Interrogé par la radio polonaise, l’ancien président de la Knesset, ancien ambassadeur d’Israël à Varsovie et ancien président du conseil du Mémorial de Yad Vashem Szewach Weiss, un Israélien né en Pologne et sauvé de la Shoah par des Ukrainiens et des Polonais, a dit comprendre les motivations derrière le projet de loi polonais tout en exprimant ses doutes sur son efficacité pour lutter contre l’expression « camps de la mort polonais ». Il a cependant critiqué la volonté persistante de certains pays européens de blanchir leur propre histoire en reportant leurs fautes sur la Pologne qui n’a pas, elle, collaboré avec l’occupant allemand.

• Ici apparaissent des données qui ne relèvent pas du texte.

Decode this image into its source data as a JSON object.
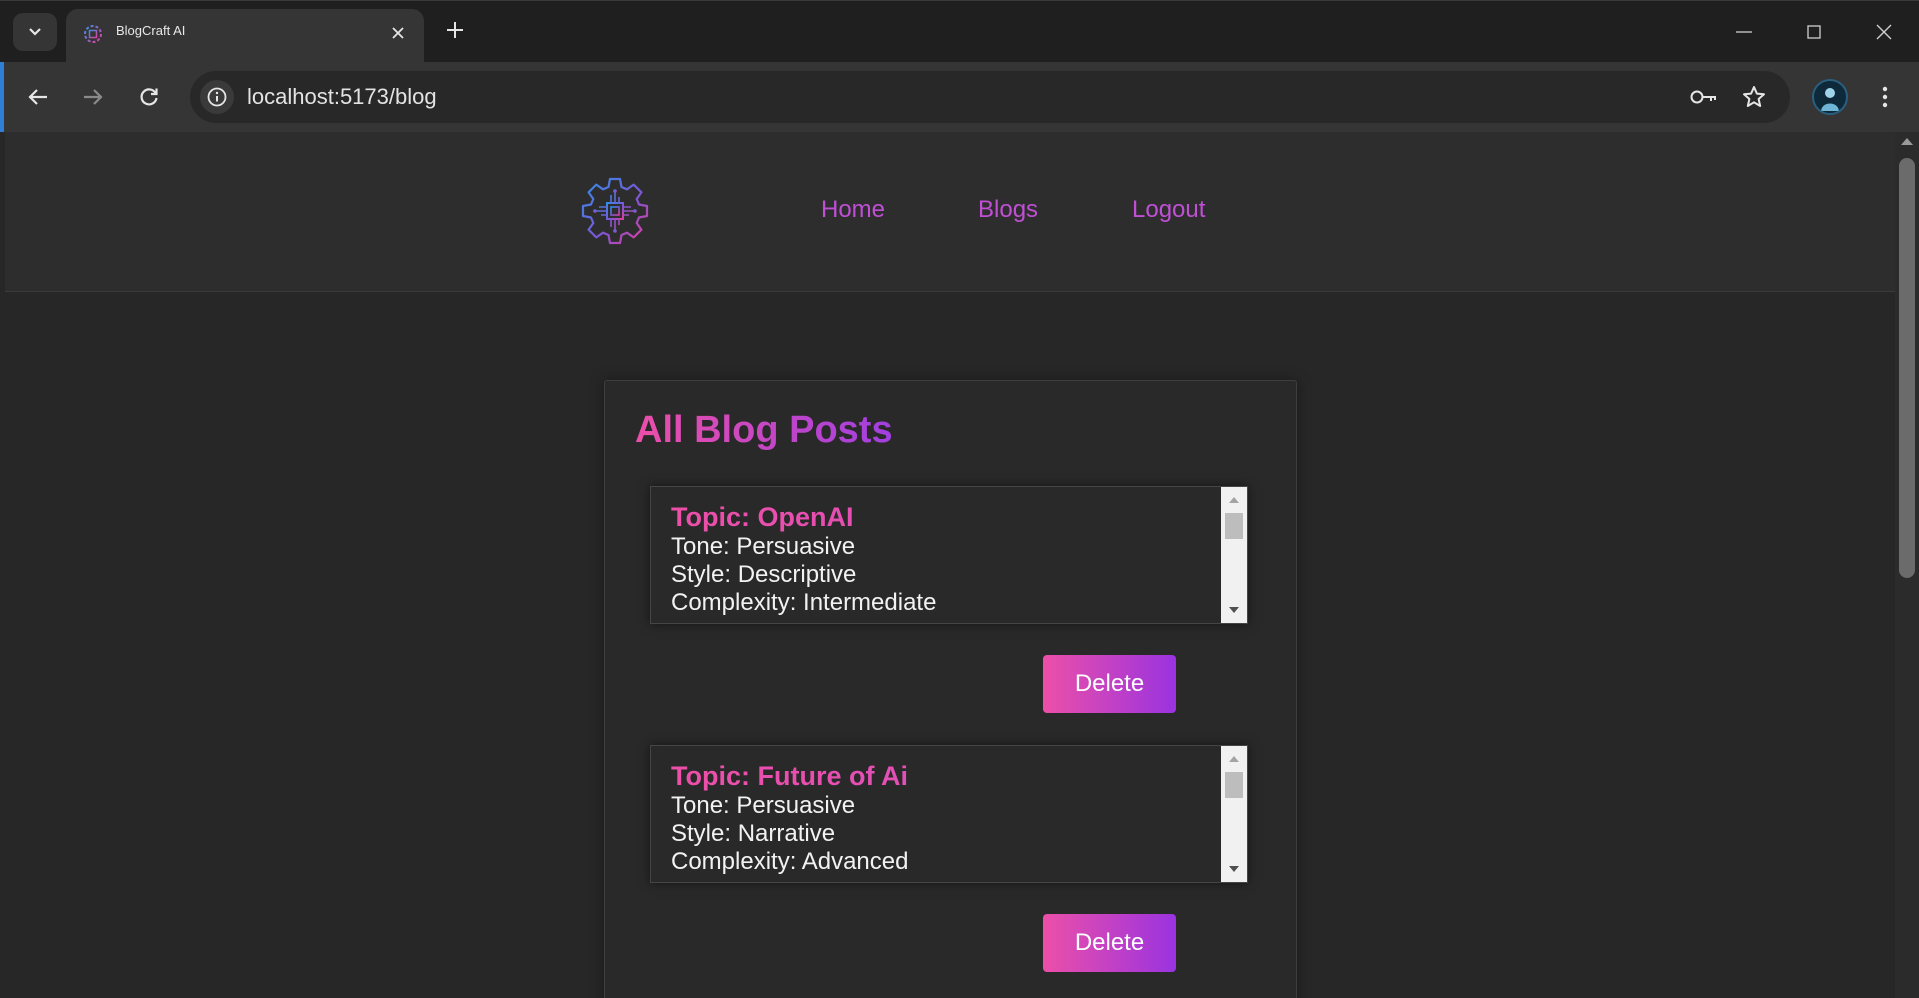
{
  "browser": {
    "tab": {
      "title": "BlogCraft AI",
      "favicon": "blogcraft-logo-icon"
    },
    "address_bar": {
      "url": "localhost:5173/blog"
    },
    "icons": {
      "tab_search": "chevron-down-icon",
      "tab_close": "close-icon",
      "new_tab": "plus-icon",
      "back": "arrow-left-icon",
      "forward": "arrow-right-icon",
      "reload": "reload-icon",
      "site_info": "info-icon",
      "passwords": "key-icon",
      "bookmark": "star-icon",
      "profile": "avatar",
      "menu": "kebab-menu-icon",
      "minimize": "minimize-icon",
      "maximize": "maximize-icon",
      "close_window": "close-icon"
    }
  },
  "site": {
    "nav": {
      "home": "Home",
      "blogs": "Blogs",
      "logout": "Logout"
    },
    "accent_gradient": [
      "#ec4fa8",
      "#9a33e0"
    ],
    "link_color": "#c04fd6"
  },
  "page": {
    "title": "All Blog Posts",
    "posts": [
      {
        "topic": "Topic: OpenAI",
        "tone": "Tone: Persuasive",
        "style": "Style: Descriptive",
        "complexity": "Complexity: Intermediate",
        "delete_label": "Delete"
      },
      {
        "topic": "Topic: Future of Ai",
        "tone": "Tone: Persuasive",
        "style": "Style: Narrative",
        "complexity": "Complexity: Advanced",
        "delete_label": "Delete"
      }
    ]
  }
}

« Responsabilité » de la Pologne dans la Shoah : une nouvelle sorte de révisionnisme
Si la majorité parlementaire polonaise ne semblait pas disposée à modifier son projet de loi sous la pression d’Israël, les Premiers ministres polonais et israélien ont eu à ce sujet une conversation dimanche au téléphone. Du point de vue polonais, la nouvelle loi permettra à la Pologne de lutter plus efficacement notamment contre des médias comme la télévision publique allemande ZDF, qui avait refusé de publier des excuses, malgré le procès intenté par un Polonais rescapé des camps de concentration allemands en Pologne occupée, après avoir utilisé l’expression « camps de la mort polonais ». En novembre dernier, la cour d’appel de Coblence, en Allemagne, a condamné la chaîne allemande à publier des excuses conformément au jugement qui avait été rendu par un tribunal de Cracovie. L’Etat polonais voudrait cependant pouvoir engager des poursuites contre cette même chaîne pour un téléfilm produit en 2013, dans lequel ZDF présentait l’AK polonaise comme co-responsable de la Shoah et les partisans polonais comme plus antisémites encore que les occupants allemands.
Réglementer la vérité historique avec des lois est certes une approche discutable. Mais contrairement à ce qui se passe dans d’autres pays, le projet de loi polonais a au moins le mérite de ne pas s’appliquer aux travaux des historiens et donc de ne pas verrouiller le débat scientifique sur son passé.